Terri has suffered an enormous injury to the very core of her being. When someone is injured thusly, in such a severe manner--I'm sorry I can't suggest references right now, other than some writings from holocaust survivors--the tendency is not to cry out for one's spouse. No, the utter catastrophic character of the injury violently transports a mature adult human being way back in time...past marriage, past youth, to the earliest consciousness of childhood, and threatens even that: "Mommy! Mommy! Help me!", puts to words the terror of a child who is more scared than she ever was during her original childhood and life to this point. The degree of injury is so profound, that it's even pre-verbal, a turning toward her mother, even though her damaged brain can no longer express that terror through facial expression. Terri doesn't need a husband right now; she needs her mom and dad, the people who brought her into this world and loved her as an infant, and to which state she has regressed. Whether that state can ever be progressed from again, is not something I can venture an answer to. I can only say, in view of the fact that her parents very much want to care for her, that to end her life now under force of court order falls short of the dignified death that the court intends, though the elaborate language and procedure of the legal system is engaged here almost as a form of end-of-life ritual. Rather, it is additional trauma to her and to those who believe a living part of her is still inside. It is a ritual culminating in a death chamber not all that dissimilar from the death chamber in capital punishment. After legal process gives way to medical procedure, death takes somewhat longer here than the few minutes from that of lethal injection.

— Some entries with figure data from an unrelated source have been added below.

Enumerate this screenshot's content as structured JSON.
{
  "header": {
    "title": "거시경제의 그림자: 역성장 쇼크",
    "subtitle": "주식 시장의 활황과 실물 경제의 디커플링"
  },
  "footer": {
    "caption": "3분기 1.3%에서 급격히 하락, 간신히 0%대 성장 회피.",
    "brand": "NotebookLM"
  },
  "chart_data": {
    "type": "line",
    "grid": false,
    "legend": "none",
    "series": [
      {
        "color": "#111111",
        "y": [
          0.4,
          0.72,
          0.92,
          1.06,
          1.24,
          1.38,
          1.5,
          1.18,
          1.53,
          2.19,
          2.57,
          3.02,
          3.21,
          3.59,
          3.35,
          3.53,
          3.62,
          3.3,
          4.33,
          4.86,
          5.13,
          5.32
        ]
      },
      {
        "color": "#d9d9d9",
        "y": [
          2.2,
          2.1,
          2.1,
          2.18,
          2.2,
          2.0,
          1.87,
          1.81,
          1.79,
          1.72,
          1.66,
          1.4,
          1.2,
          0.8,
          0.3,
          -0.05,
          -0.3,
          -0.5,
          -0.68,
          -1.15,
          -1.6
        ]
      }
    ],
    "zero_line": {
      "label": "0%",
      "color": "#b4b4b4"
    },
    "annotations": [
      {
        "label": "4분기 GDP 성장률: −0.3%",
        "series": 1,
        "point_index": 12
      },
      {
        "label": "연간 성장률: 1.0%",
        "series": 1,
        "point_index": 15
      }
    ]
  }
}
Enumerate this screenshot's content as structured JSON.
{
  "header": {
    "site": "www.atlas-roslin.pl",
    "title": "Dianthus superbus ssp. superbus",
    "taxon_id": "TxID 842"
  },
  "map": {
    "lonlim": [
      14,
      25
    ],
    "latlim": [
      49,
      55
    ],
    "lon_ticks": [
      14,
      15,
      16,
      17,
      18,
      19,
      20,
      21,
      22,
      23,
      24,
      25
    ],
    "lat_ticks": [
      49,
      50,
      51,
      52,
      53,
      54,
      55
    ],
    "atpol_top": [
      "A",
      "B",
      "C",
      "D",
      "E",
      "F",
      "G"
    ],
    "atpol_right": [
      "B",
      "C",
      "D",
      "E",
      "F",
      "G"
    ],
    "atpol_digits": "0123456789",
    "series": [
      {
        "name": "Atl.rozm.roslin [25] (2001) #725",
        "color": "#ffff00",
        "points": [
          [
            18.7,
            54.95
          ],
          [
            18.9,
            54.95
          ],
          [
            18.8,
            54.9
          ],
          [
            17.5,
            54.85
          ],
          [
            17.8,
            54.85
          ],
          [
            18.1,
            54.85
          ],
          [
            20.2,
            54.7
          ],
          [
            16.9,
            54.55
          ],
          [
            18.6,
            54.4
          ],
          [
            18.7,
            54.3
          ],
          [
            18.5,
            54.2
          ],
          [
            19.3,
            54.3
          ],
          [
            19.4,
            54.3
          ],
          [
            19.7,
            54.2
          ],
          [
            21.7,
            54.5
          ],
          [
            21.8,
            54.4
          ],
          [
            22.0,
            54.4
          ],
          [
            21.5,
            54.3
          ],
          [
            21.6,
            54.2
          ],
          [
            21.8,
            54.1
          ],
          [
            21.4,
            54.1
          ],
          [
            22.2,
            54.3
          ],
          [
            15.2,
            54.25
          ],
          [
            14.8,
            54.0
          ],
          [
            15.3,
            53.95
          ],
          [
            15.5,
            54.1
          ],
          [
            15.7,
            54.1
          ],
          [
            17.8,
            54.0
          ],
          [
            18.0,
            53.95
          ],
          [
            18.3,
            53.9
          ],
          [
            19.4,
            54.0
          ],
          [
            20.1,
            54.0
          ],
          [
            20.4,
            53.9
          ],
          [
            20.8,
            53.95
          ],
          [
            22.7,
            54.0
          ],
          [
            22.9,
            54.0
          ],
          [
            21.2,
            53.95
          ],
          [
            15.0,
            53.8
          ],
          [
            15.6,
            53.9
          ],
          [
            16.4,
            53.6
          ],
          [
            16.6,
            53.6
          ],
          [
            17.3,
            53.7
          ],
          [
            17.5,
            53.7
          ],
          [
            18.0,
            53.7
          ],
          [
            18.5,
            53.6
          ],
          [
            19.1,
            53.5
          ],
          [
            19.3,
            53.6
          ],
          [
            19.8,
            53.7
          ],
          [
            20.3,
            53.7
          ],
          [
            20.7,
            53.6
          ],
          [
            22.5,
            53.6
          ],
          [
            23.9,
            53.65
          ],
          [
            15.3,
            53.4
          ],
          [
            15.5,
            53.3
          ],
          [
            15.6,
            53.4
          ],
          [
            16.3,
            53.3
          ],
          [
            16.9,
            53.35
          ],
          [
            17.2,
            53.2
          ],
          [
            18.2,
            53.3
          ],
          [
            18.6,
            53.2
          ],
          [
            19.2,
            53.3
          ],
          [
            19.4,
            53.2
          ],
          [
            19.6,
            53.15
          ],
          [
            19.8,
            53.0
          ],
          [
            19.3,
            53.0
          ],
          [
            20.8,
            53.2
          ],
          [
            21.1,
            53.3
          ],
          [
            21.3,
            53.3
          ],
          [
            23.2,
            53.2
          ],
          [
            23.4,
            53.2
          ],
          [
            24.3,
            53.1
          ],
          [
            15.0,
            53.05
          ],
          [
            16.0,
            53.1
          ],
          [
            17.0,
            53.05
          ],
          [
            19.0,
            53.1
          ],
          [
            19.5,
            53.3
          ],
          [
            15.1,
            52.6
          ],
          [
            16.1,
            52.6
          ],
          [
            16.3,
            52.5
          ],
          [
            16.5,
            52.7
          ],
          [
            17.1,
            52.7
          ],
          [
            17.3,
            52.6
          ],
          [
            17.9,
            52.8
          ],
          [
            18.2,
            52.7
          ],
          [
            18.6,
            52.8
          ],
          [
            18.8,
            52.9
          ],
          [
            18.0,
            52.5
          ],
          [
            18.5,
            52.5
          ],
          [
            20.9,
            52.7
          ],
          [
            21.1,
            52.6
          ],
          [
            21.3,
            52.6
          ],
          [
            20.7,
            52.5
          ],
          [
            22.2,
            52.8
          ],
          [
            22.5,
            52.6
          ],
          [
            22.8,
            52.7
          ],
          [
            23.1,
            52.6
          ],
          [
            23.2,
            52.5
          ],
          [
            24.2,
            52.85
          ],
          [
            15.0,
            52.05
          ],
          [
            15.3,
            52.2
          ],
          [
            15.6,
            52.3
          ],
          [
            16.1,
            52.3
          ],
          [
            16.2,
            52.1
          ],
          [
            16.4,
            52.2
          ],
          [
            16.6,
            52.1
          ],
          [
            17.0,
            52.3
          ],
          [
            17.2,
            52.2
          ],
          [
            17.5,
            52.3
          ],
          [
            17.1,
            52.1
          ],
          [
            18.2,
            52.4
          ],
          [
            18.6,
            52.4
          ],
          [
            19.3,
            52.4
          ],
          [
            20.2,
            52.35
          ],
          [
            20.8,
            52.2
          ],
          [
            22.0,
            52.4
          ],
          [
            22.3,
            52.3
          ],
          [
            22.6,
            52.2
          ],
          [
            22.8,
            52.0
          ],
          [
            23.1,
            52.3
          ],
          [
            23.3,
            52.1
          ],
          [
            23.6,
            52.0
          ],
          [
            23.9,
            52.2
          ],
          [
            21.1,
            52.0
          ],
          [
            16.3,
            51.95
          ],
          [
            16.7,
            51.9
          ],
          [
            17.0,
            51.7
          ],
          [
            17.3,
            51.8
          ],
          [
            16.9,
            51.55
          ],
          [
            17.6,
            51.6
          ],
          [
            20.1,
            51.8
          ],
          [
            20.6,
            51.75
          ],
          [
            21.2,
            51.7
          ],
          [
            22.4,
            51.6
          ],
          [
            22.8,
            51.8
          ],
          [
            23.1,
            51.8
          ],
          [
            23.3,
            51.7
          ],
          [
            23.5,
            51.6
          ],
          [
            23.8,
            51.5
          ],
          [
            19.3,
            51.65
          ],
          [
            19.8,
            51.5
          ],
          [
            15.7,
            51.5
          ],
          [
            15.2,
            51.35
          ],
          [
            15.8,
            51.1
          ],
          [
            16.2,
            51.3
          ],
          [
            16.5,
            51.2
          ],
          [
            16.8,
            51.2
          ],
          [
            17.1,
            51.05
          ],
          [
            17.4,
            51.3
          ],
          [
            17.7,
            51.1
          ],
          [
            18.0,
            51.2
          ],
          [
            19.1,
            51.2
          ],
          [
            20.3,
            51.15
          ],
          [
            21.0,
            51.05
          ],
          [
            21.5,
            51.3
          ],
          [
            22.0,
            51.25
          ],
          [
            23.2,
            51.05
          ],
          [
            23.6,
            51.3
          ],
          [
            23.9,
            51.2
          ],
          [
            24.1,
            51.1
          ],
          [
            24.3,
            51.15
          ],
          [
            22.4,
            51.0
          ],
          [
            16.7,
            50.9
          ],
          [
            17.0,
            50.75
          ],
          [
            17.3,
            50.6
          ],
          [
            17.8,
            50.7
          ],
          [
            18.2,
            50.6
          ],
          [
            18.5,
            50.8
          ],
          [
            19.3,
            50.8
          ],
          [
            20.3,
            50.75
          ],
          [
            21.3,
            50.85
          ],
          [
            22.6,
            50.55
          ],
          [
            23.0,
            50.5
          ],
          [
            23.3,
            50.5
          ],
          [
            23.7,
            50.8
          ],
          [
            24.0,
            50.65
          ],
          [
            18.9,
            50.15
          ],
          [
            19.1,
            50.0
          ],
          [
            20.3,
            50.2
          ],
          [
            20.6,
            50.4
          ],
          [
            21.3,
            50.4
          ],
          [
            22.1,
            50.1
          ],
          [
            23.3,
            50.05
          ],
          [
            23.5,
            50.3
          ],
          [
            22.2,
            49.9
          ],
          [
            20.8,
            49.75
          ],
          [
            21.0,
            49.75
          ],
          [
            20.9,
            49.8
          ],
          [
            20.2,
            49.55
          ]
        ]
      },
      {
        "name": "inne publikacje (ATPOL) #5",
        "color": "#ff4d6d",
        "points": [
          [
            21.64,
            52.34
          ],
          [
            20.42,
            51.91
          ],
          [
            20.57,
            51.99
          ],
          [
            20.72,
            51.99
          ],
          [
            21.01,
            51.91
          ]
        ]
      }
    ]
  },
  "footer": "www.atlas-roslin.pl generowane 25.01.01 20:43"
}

I urge immediate action by the legislative branch on this issue, though the courts will no doubt resist. This is a very time-sensitive issue, dictated by the laws of physiology, laws that supersede those of any court. I am reminded of what Roy Masters used to say on his radio program: "Some people would rather be dead than wrong; what they don't realize is that they're going to be both dead and wrong!" I would add that apparently some would rather that Terri was dead than that they be wrong. I hope that dynamic will not determine the outcome here.